By Arathy S Nair and Sabrina Valle
(Reuters) -Exxon Mobil on Friday posted its biggest quarterly profit in more than a year that also sailed past analysts’ estimates, boosted by higher oil prices and record earnings at its chemicals business.
The upbeat results following a contested board fight over the company’s direction highlighted how oil producers are taking advantage of a recovery in oil prices to cut debt and boost shareholder payouts rather than spend more to raise production.
“Positive momentum continued during the second quarter across all of our businesses as the global economic recovery increased demand for our products,” Chief Executive Darren Woods said.
Exxon said its 2021 capital spending is expected to be at the lower end of the prior range of $16 billion to $19 billion.
Earlier in the day, rival Chevron cut its 2021 budget, although both U.S. producers expect higher spending in the second half of the year as they resume investments on key projects, including the prolific Permian basin.
“ExxonMobil continued the parade of major oils companies with rapidly improving results, recovering from the depths of the COVID crisis during the second quarter last year,” Third Bridge Group’s Peter McNally said.
Exxon again used higher cash flow to pare a massive debt built up to preserve its shareholder dividend amid historic losses.
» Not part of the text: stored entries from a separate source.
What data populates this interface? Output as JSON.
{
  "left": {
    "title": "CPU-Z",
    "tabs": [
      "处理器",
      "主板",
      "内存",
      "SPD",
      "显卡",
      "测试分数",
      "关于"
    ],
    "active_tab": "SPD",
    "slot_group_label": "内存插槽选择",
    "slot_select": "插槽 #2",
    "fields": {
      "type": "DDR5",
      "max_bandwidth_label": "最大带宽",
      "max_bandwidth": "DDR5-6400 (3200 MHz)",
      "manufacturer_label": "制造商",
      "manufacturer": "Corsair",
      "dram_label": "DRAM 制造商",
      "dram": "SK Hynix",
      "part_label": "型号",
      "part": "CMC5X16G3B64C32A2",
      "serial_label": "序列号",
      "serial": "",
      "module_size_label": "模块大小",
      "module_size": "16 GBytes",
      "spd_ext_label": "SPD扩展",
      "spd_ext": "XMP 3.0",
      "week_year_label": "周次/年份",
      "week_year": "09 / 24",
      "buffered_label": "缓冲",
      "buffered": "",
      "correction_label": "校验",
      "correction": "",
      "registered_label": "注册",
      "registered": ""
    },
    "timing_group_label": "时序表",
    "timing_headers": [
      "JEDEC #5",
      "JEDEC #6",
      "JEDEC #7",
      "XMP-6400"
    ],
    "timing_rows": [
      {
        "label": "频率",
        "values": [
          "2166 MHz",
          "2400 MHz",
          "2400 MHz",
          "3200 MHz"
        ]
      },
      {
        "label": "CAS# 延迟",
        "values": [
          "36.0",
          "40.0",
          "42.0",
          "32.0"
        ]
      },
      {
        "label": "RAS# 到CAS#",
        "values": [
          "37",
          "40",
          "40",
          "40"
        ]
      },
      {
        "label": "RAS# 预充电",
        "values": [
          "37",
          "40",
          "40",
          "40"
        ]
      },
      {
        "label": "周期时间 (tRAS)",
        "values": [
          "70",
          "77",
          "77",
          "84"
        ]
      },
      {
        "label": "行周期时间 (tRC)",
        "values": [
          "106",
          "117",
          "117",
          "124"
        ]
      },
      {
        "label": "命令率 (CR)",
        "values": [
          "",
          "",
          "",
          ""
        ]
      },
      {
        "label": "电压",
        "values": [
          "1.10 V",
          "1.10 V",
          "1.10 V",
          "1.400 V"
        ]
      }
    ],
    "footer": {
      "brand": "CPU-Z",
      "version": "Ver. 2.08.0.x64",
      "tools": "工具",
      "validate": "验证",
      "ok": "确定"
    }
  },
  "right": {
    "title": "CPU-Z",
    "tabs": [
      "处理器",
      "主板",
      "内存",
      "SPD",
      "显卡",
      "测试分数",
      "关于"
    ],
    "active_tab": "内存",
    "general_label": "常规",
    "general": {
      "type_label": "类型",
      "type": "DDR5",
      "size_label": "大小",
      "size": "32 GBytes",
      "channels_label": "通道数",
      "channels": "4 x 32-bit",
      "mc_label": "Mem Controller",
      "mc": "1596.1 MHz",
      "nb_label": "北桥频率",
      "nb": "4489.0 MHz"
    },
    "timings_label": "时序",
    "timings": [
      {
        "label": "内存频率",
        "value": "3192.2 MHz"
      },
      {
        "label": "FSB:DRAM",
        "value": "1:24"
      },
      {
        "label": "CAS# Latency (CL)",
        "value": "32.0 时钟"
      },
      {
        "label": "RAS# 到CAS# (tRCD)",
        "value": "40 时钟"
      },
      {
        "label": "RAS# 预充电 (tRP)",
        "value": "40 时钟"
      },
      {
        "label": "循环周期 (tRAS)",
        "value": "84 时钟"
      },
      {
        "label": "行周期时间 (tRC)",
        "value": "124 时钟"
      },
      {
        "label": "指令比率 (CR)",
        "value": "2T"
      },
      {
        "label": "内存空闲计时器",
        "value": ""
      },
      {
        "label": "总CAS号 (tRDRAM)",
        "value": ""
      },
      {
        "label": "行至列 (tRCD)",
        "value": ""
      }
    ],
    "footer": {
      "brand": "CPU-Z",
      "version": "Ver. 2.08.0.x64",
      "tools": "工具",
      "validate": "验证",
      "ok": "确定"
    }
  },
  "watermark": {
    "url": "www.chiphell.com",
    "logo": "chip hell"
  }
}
The company cut debt by $2.7 billion, bringing total reductions to about $7 billion since the end of 2020.
While Exxon backed shareholder returns through dividend, Chevron said it would resume share buybacks at an annual rate of between $2 billion and $3 billion.
Exxon also said it was on pace to achieve cost savings of $6 billion through 2023 relative to 2019. In the first half of 2021, it cut over $1 billion in costs, on top of reductions of $3 billion last year.
Exxon earned $1.10 per share in the second quarter, beating market expectations of 99 cents, according to Refinitiv IBES data. Late last month, the company had given a broad indication about its results, prompting several analysts to reduce their earning projections.
Shareholders had cast out three Exxon directors in May for a hedge fund’s nominees, promising to boost returns and better prepare the company for a low-carbon world.
CEO Woods said the company started working with the new directors in June with in-depth reviews of its businesses and the first in-person regular meeting of the board took place this week following virtual sessions.
Earnings from its chemicals and plastics business rose nearly fivefold from a year ago to a record $2.32 billion as margins expanded on strong demand for plastic packaging, tight industry supply and shipping constraints.
Higher oil prices pushed earnings in the company’s exploration and production business to $3.19 billion. Output fell 2% to 3.6 million oil-equivalent barrels per day during the quarter.
The company said it expects higher oil and gas volumes in the current quarter due to reduced planned maintenance.
However, refining and marketing business is yet to recover and posted a loss of $227 million, hurt mainly by maintenance costs and product oversupply.
Exxon’s U.S. refining business has lost money for six quarters in a row. Outside the United States, refining operations have run in the red in five of the last six quarter.
Shares of the company, which have risen 43% this year after plunging during the height of the pandemic, were down 2.3% at $57.59, amid a broader drop in energy stocks.
Net income for the second quarter came in at $4.69 billion, compared with a loss of $1.08 billion a year ago, which included a gain related to reversing an inventory writedown.